Фото Марины Басмановой

Фото Марины Басмановой, М.Б.,
адресата многих лирических стихотворений Бродского,
матери его сына Андрея.

Снимок из кабинета Бродского на Мортон стрит, 44, Нью-Йорк.




В ту новогоднюю ночь были сожжены не только занавески, но и все мосты и корабли. Из стихов Дмитрия Бобышева:

 

Но как остановились эти лица,
когда вспорхнула бешеная птица
в чужом дому на занавес в окне,
в чужом дому, в своём дыму, в огне...
Немногое пришлось тогда спасти!
Нет, дом был цел, но с полыханьем стога
сгорали все обратные пути,
пылали связи...


...Моя свобода и твоя отвага -
не выдержит их белая бумага,
и должен этот лист я замарать
твоими поцелуями, как простынь,
и складками, и пеплом папиросным,
и обещанием имён не раскрывать.

 

Над этими стихами иронизировал Сергей Довлатов. Из его письма И. Ефимову:
«Знаю я Диму, переспит с чужой женой и скажет — я познал Бога!» Он относил его к породе тех персонажей Достоевского, которые любую свою гнусь объясняли высшими материями.
Бобышева не смущало, что Бродский — его друг, а Марина — невеста друга. Тем более, что сама невеста ему заявила: «Я себя таковой не считаю. А что он думает — это его дело». Значит, свободна, - резонно посчитал Бобышев.

 

Тогда, с тогда ещё чужой невестой,
шатался я, повеса всем известный,
по льду залива со свечой в руке,
и брезжил поцелуй невдалеке.

 

И думал он в плену шальных иллюзий:
страсть оправдает всё в таком союзе,
всё сокрушит: кружилась голова,
слов не было.
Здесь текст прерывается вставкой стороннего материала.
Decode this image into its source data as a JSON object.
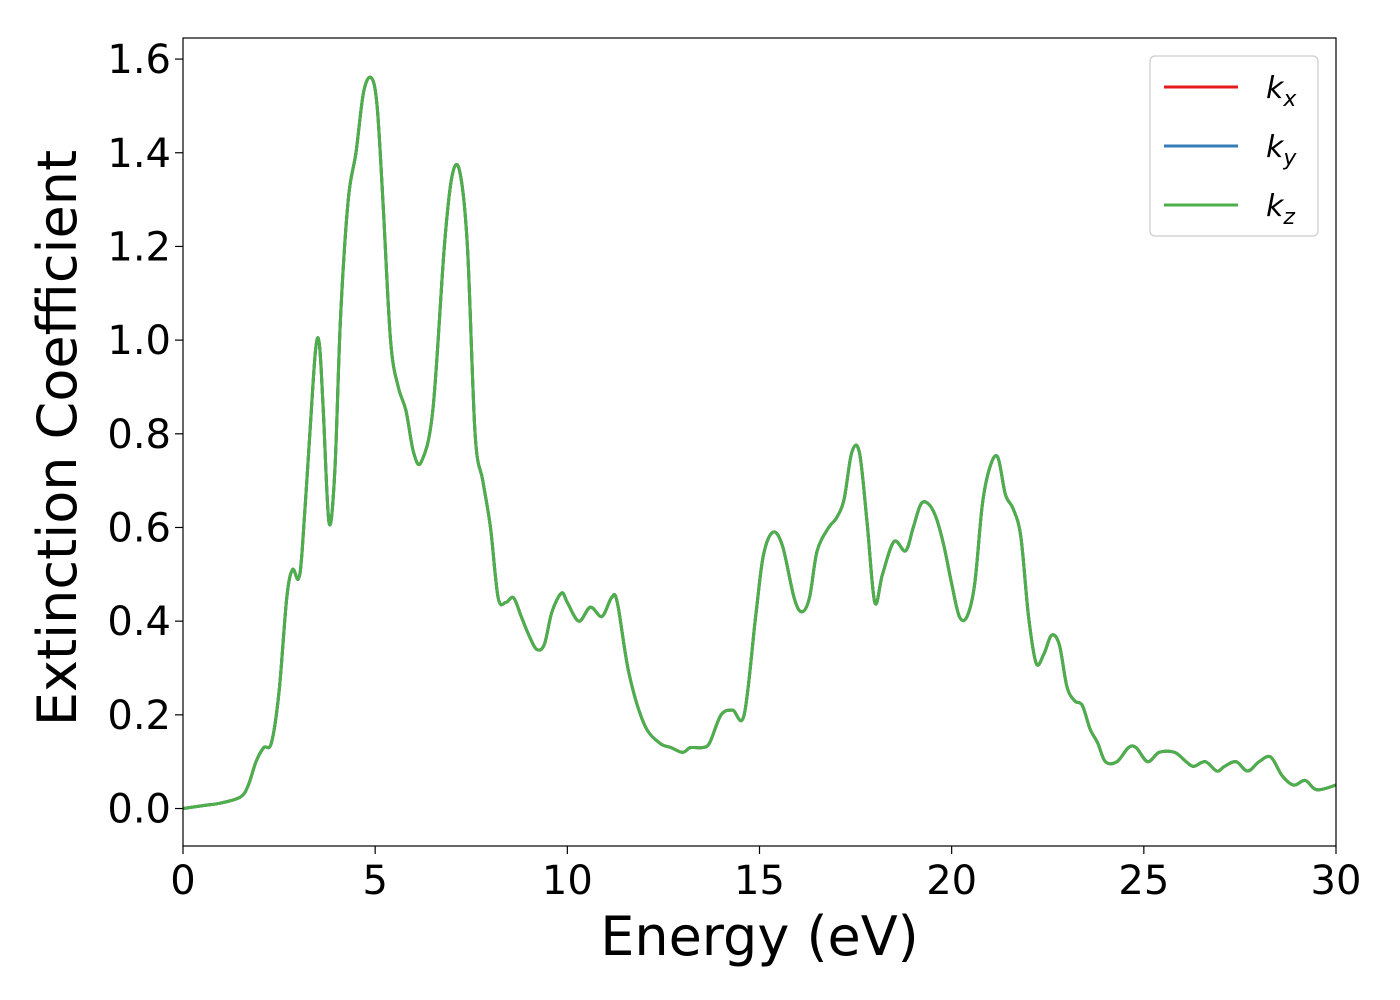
{
  "chart_data": {
    "type": "line",
    "title": "",
    "xlabel": "Energy (eV)",
    "ylabel": "Extinction Coefficient",
    "xlim": [
      0,
      30
    ],
    "ylim": [
      -0.08,
      1.645
    ],
    "xticks": [
      0,
      5,
      10,
      15,
      20,
      25,
      30
    ],
    "xtick_labels": [
      "0",
      "5",
      "10",
      "15",
      "20",
      "25",
      "30"
    ],
    "yticks": [
      0.0,
      0.2,
      0.4,
      0.6,
      0.8,
      1.0,
      1.2,
      1.4,
      1.6
    ],
    "ytick_labels": [
      "0.0",
      "0.2",
      "0.4",
      "0.6",
      "0.8",
      "1.0",
      "1.2",
      "1.4",
      "1.6"
    ],
    "grid": false,
    "legend_position": "top-right",
    "x": [
      0,
      0.5,
      1.0,
      1.5,
      1.7,
      1.9,
      2.1,
      2.3,
      2.5,
      2.7,
      2.85,
      3.0,
      3.1,
      3.3,
      3.45,
      3.55,
      3.65,
      3.8,
      3.95,
      4.1,
      4.3,
      4.5,
      4.7,
      4.9,
      5.05,
      5.2,
      5.4,
      5.6,
      5.8,
      6.0,
      6.2,
      6.5,
      6.8,
      7.0,
      7.2,
      7.4,
      7.6,
      7.8,
      8.0,
      8.2,
      8.4,
      8.6,
      8.8,
      9.0,
      9.2,
      9.4,
      9.6,
      9.85,
      10.0,
      10.3,
      10.6,
      10.9,
      11.15,
      11.3,
      11.6,
      12.0,
      12.4,
      12.7,
      13.0,
      13.2,
      13.5,
      13.7,
      14.0,
      14.3,
      14.6,
      14.9,
      15.1,
      15.35,
      15.6,
      15.9,
      16.1,
      16.3,
      16.5,
      16.8,
      17.0,
      17.2,
      17.4,
      17.6,
      17.8,
      18.0,
      18.2,
      18.5,
      18.8,
      19.0,
      19.2,
      19.4,
      19.6,
      19.8,
      20.0,
      20.2,
      20.4,
      20.6,
      20.8,
      21.0,
      21.2,
      21.4,
      21.6,
      21.8,
      22.0,
      22.2,
      22.4,
      22.6,
      22.8,
      23.0,
      23.2,
      23.4,
      23.6,
      23.8,
      24.0,
      24.3,
      24.6,
      24.8,
      25.1,
      25.4,
      25.8,
      26.1,
      26.3,
      26.6,
      26.9,
      27.1,
      27.4,
      27.7,
      28.0,
      28.3,
      28.6,
      28.9,
      29.2,
      29.5,
      30.0
    ],
    "series": [
      {
        "name": "k_x",
        "color": "#e41a1c",
        "values": [
          0.0,
          0.006,
          0.012,
          0.025,
          0.05,
          0.1,
          0.13,
          0.14,
          0.25,
          0.45,
          0.51,
          0.49,
          0.55,
          0.8,
          0.98,
          0.99,
          0.85,
          0.61,
          0.72,
          1.05,
          1.3,
          1.4,
          1.53,
          1.56,
          1.5,
          1.3,
          1.0,
          0.9,
          0.85,
          0.76,
          0.74,
          0.85,
          1.2,
          1.35,
          1.36,
          1.2,
          0.8,
          0.7,
          0.6,
          0.45,
          0.44,
          0.45,
          0.41,
          0.37,
          0.34,
          0.35,
          0.42,
          0.46,
          0.44,
          0.4,
          0.43,
          0.41,
          0.45,
          0.44,
          0.29,
          0.18,
          0.14,
          0.13,
          0.12,
          0.13,
          0.13,
          0.14,
          0.2,
          0.21,
          0.2,
          0.41,
          0.54,
          0.59,
          0.56,
          0.45,
          0.42,
          0.45,
          0.55,
          0.6,
          0.62,
          0.66,
          0.76,
          0.76,
          0.61,
          0.44,
          0.5,
          0.57,
          0.55,
          0.6,
          0.65,
          0.65,
          0.62,
          0.56,
          0.48,
          0.41,
          0.41,
          0.48,
          0.65,
          0.73,
          0.75,
          0.67,
          0.64,
          0.58,
          0.41,
          0.31,
          0.33,
          0.37,
          0.35,
          0.26,
          0.23,
          0.22,
          0.17,
          0.14,
          0.1,
          0.1,
          0.13,
          0.13,
          0.1,
          0.12,
          0.12,
          0.1,
          0.09,
          0.1,
          0.08,
          0.09,
          0.1,
          0.08,
          0.1,
          0.11,
          0.07,
          0.05,
          0.06,
          0.04,
          0.05
        ]
      },
      {
        "name": "k_y",
        "color": "#377eb8",
        "values": [
          0.0,
          0.006,
          0.012,
          0.025,
          0.05,
          0.1,
          0.13,
          0.14,
          0.25,
          0.45,
          0.51,
          0.49,
          0.55,
          0.8,
          0.98,
          0.99,
          0.85,
          0.61,
          0.72,
          1.05,
          1.3,
          1.4,
          1.53,
          1.56,
          1.5,
          1.3,
          1.0,
          0.9,
          0.85,
          0.76,
          0.74,
          0.85,
          1.2,
          1.35,
          1.36,
          1.2,
          0.8,
          0.7,
          0.6,
          0.45,
          0.44,
          0.45,
          0.41,
          0.37,
          0.34,
          0.35,
          0.42,
          0.46,
          0.44,
          0.4,
          0.43,
          0.41,
          0.45,
          0.44,
          0.29,
          0.18,
          0.14,
          0.13,
          0.12,
          0.13,
          0.13,
          0.14,
          0.2,
          0.21,
          0.2,
          0.41,
          0.54,
          0.59,
          0.56,
          0.45,
          0.42,
          0.45,
          0.55,
          0.6,
          0.62,
          0.66,
          0.76,
          0.76,
          0.61,
          0.44,
          0.5,
          0.57,
          0.55,
          0.6,
          0.65,
          0.65,
          0.62,
          0.56,
          0.48,
          0.41,
          0.41,
          0.48,
          0.65,
          0.73,
          0.75,
          0.67,
          0.64,
          0.58,
          0.41,
          0.31,
          0.33,
          0.37,
          0.35,
          0.26,
          0.23,
          0.22,
          0.17,
          0.14,
          0.1,
          0.1,
          0.13,
          0.13,
          0.1,
          0.12,
          0.12,
          0.1,
          0.09,
          0.1,
          0.08,
          0.09,
          0.1,
          0.08,
          0.1,
          0.11,
          0.07,
          0.05,
          0.06,
          0.04,
          0.05
        ]
      },
      {
        "name": "k_z",
        "color": "#4daf4a",
        "values": [
          0.0,
          0.006,
          0.012,
          0.025,
          0.05,
          0.1,
          0.13,
          0.14,
          0.25,
          0.45,
          0.51,
          0.49,
          0.55,
          0.8,
          0.98,
          0.99,
          0.85,
          0.61,
          0.72,
          1.05,
          1.3,
          1.4,
          1.53,
          1.56,
          1.5,
          1.3,
          1.0,
          0.9,
          0.85,
          0.76,
          0.74,
          0.85,
          1.2,
          1.35,
          1.36,
          1.2,
          0.8,
          0.7,
          0.6,
          0.45,
          0.44,
          0.45,
          0.41,
          0.37,
          0.34,
          0.35,
          0.42,
          0.46,
          0.44,
          0.4,
          0.43,
          0.41,
          0.45,
          0.44,
          0.29,
          0.18,
          0.14,
          0.13,
          0.12,
          0.13,
          0.13,
          0.14,
          0.2,
          0.21,
          0.2,
          0.41,
          0.54,
          0.59,
          0.56,
          0.45,
          0.42,
          0.45,
          0.55,
          0.6,
          0.62,
          0.66,
          0.76,
          0.76,
          0.61,
          0.44,
          0.5,
          0.57,
          0.55,
          0.6,
          0.65,
          0.65,
          0.62,
          0.56,
          0.48,
          0.41,
          0.41,
          0.48,
          0.65,
          0.73,
          0.75,
          0.67,
          0.64,
          0.58,
          0.41,
          0.31,
          0.33,
          0.37,
          0.35,
          0.26,
          0.23,
          0.22,
          0.17,
          0.14,
          0.1,
          0.1,
          0.13,
          0.13,
          0.1,
          0.12,
          0.12,
          0.1,
          0.09,
          0.1,
          0.08,
          0.09,
          0.1,
          0.08,
          0.1,
          0.11,
          0.07,
          0.05,
          0.06,
          0.04,
          0.05
        ]
      }
    ],
    "legend": [
      {
        "symbol": "k",
        "sub": "x",
        "color": "#e41a1c"
      },
      {
        "symbol": "k",
        "sub": "y",
        "color": "#377eb8"
      },
      {
        "symbol": "k",
        "sub": "z",
        "color": "#4daf4a"
      }
    ]
  }
}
Какие там слова!

 

Но в этом свободном союзе был некий подловатый нюанс: они сошлись в самый трудный для Бродского момент, когда КГБ обложило его со всех сторон, когда над ним висела угроза ареста. Друзья уговаривали его остаться в Москве, не высовываться, отсидеться в психушке, но Бродский, почуяв неладное в любовном тылу, сбежал из больницы и примчался в Питер на самолёте, где его и схватили.
В мемуарах Д. Бобышева («Я здесь». Вагриус. 2003) история этого любовного треугольника увидена им со своей колокольни и рассказана с явной оглядкой на «Идиот» Достоевского, где роль Мышкина, впадающего после решительного объяснения хоть и не в эпилептический, но в истерический припадок, отведена рассказчику, Бродский изображён как одержимый тёмной страстью, грозящий то ножом, то топором, Рогожин, а мечущаяся между ними и склонная при случае что-нибудь поджечь героиня - как Настасья Филипповна. Однако на деле контраст между богатым и сложным интеллектуально-эмоциональным миром Бродского и пошловатым — его соперника - вызывал ассоциации не с Достоевским, а скорее, с Грибоедовым: «А Вы? О Боже мой! Кого себе избрали!»
В. Соловьёв в своём «Запретном романе о Бродском» высказывает такую фрейдистскую мысль: что Бобышев не просто запал на М.Б., но рассматривал её скорее как трофей в поэтическом турнире с Бродским. Якобы Бродский был объектом его поэтической ревности, и Бобышев поединок с поля поэзии, где он был обречён на проигрыш, перенёс на поле любовное, где взял-таки реванш за литературное поражение, уязвив и унизив друга, в котором видел соперника, а тот в нём — нет.
Л. Штерн вспоминала, как спустя восемь лет, накануне своего отъезда на запад в 1972-ом, Бродский попросил её совершить с ним прощальную поездку по ленинградским окрестностям на её автомобиле. А потом попросил заехать на «ту самую дачку», где происходила роковая встреча Нового года с поджогом занавесок.